Adolescence is the rare gripping crime drama that doesn't need a twist
Netflix's four-part series puts guessing games aside and instead tells a dark, timely, conversation-starting story.
Photo: Ben Blackall/Netflix
Adolescence, Netflix’s chart-topping new drama, opens like any murder mystery (albeit one in which each installment is shot in single take). Jack Thorne and Stephen Graham’s British series kicks off with a thirteen-year-old kid arrested on suspicion of killing his female classmate. Jamie Miller (Owen Cooper, a star in the making in his onscreen debut) repeatedly proclaims his innocence as his house is raided, and he’s quickly taken to a detention center, strip-searched, and interrogated by the cops.
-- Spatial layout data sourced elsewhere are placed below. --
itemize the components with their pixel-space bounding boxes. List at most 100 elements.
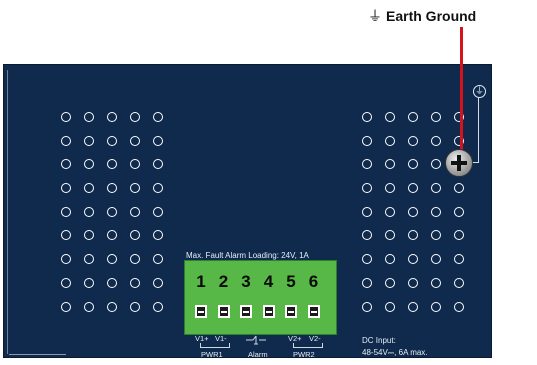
vent-hole-right [385,135,395,146]
pwr1-label: PWR1 [201,350,223,359]
vent-hole-left [153,301,163,312]
earth-ground-text: Earth Ground [386,8,477,24]
vent-hole-right [454,206,464,217]
ground-screw-icon[interactable] [445,149,473,177]
terminal-slot[interactable] [285,305,297,318]
terminal-number: 5 [286,272,296,291]
vent-hole-left [107,230,117,241]
terminal-slot[interactable] [195,305,207,318]
vent-hole-left [107,277,117,288]
vent-hole-right [362,254,372,265]
vent-hole-left [107,301,117,312]
terminal-number: 3 [241,272,251,291]
vent-hole-left [107,135,117,146]
vent-hole-left [107,159,117,170]
vent-hole-right [362,301,372,312]
panel-bottom-line [9,354,66,355]
vent-hole-left [153,277,163,288]
pwr2-label: PWR2 [293,350,315,359]
vent-hole-left [84,159,94,170]
vent-hole-right [385,112,395,122]
vent-hole-left [153,159,163,170]
vent-hole-right [385,206,395,217]
vent-hole-left [153,254,163,265]
terminal-number: 4 [263,272,274,291]
vent-hole-right [408,254,418,265]
vent-hole-right [362,206,372,217]
vent-hole-left [61,112,71,122]
vent-hole-right [362,159,372,170]
vent-hole-left [84,112,94,122]
vent-hole-right [454,183,464,194]
earth-ground-pointer [460,27,463,150]
vent-hole-left [107,183,117,194]
dc-input-title: DC Input: [362,336,396,345]
vent-hole-left [130,112,140,122]
vent-hole-left [153,112,163,122]
vent-hole-left [84,230,94,241]
vent-hole-right [408,183,418,194]
pin-label-v2-minus: V2- [309,334,321,343]
vent-hole-right [431,301,441,312]
terminal-number: 2 [218,272,229,291]
vent-hole-left [61,183,71,194]
vent-hole-left [107,254,117,265]
ground-symbol-icon: ⏚ [473,85,486,98]
vent-hole-right [431,135,441,146]
vent-hole-left [61,159,71,170]
vent-hole-left [130,183,140,194]
vent-hole-left [130,159,140,170]
vent-hole-left [153,183,163,194]
terminal-block: 123456 [184,260,337,335]
terminal-number: 6 [308,272,319,291]
vent-hole-left [84,277,94,288]
vent-hole-right [454,277,464,288]
vent-hole-right [362,277,372,288]
vent-hole-right [385,277,395,288]
vent-hole-left [153,135,163,146]
vent-hole-right [408,277,418,288]
vent-hole-left [153,230,163,241]
vent-hole-right [408,159,418,170]
vent-hole-right [362,112,372,122]
dc-input-label: DC Input: 48-54V⎓, 6A max. [362,335,428,359]
vent-hole-right [408,230,418,241]
vent-hole-right [408,135,418,146]
vent-grid-left [61,112,163,312]
vent-hole-right [385,254,395,265]
vent-hole-left [84,301,94,312]
vent-hole-left [61,301,71,312]
vent-hole-left [130,254,140,265]
terminal-number: 1 [196,272,206,291]
vent-hole-right [431,277,441,288]
vent-hole-right [408,112,418,122]
vent-hole-left [61,230,71,241]
terminal-slot[interactable] [307,305,320,318]
vent-hole-right [408,301,418,312]
terminal-slot[interactable] [217,305,230,318]
vent-hole-right [362,230,372,241]
vent-hole-right [454,301,464,312]
vent-hole-left [130,277,140,288]
pin-label-v1-minus: V1- [215,334,227,343]
vent-hole-left [130,135,140,146]
vent-hole-right [385,301,395,312]
vent-hole-left [153,206,163,217]
ground-callout-line [478,98,479,163]
vent-hole-right [454,254,464,265]
terminal-slot[interactable] [240,305,252,318]
vent-hole-right [431,206,441,217]
pwr2-bracket [293,343,323,348]
terminal-slot[interactable] [262,305,275,318]
vent-hole-left [84,254,94,265]
vent-hole-right [385,183,395,194]
vent-hole-right [385,159,395,170]
vent-hole-left [61,254,71,265]
pwr1-bracket [200,343,230,348]
vent-hole-left [130,230,140,241]
dc-input-spec: 48-54V⎓, 6A max. [362,348,428,357]
vent-hole-right [385,230,395,241]
vent-hole-right [362,183,372,194]
vent-hole-left [84,206,94,217]
vent-hole-left [84,183,94,194]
And it’s hard not to empathize with his pleas when all you see is a child getting hurled in a police car and crying for his dad, Eddie (Graham). It’s particularly tough to watch through the lens of his helpless family, with Eddie accompanying Jamie around the facility and his mother and older sister anxiously awaiting updates in a waiting room.
This distressing first hour raises the central question of whether young Jamie could’ve taken a human life. What could have compelled him to do it and how would he have pulled it off? So it’s a jolt when the premiere closes with a definitive answer. The detectives display CCTV footage of Jamie stabbing Katie Leonard multiple times in a parking lot. Eddie looks at the video in disbelief as his son, still in denial, weeps. By confirming Jamie is the killer, Adolescence plays its ace fairly quickly. It’s not a formulaic whodunit at all but an insightful whydunit. Instead of guessing games, the series dissects the pervading influence of the manosphere and incel culture on an impressionable boy and how most parents and schools are unfortunately unequipped to recognize or deal with such ugly truths.
Adolescence takes on a serious topic that doesn’t require twists, making it stand out among crime shows like HBO’s excellent Mare Of Easttown and Sharp Objects (which also center around girls’ deaths). Those miniseries understandably feature jarring cliffhangers to build suspense so we can try to figure out the murderer’s identity. Adolescence tells us who it early on—and paves the way for its writers to drill down on Jamie’s motivations and mindset. There are no red herrings (like in AMC’s The Killing), court trials (Hulu’s Under The Bridge), or a media frenzy (ITV’s Broadchurch) here—and instead the audience just has to sit with the tragedy.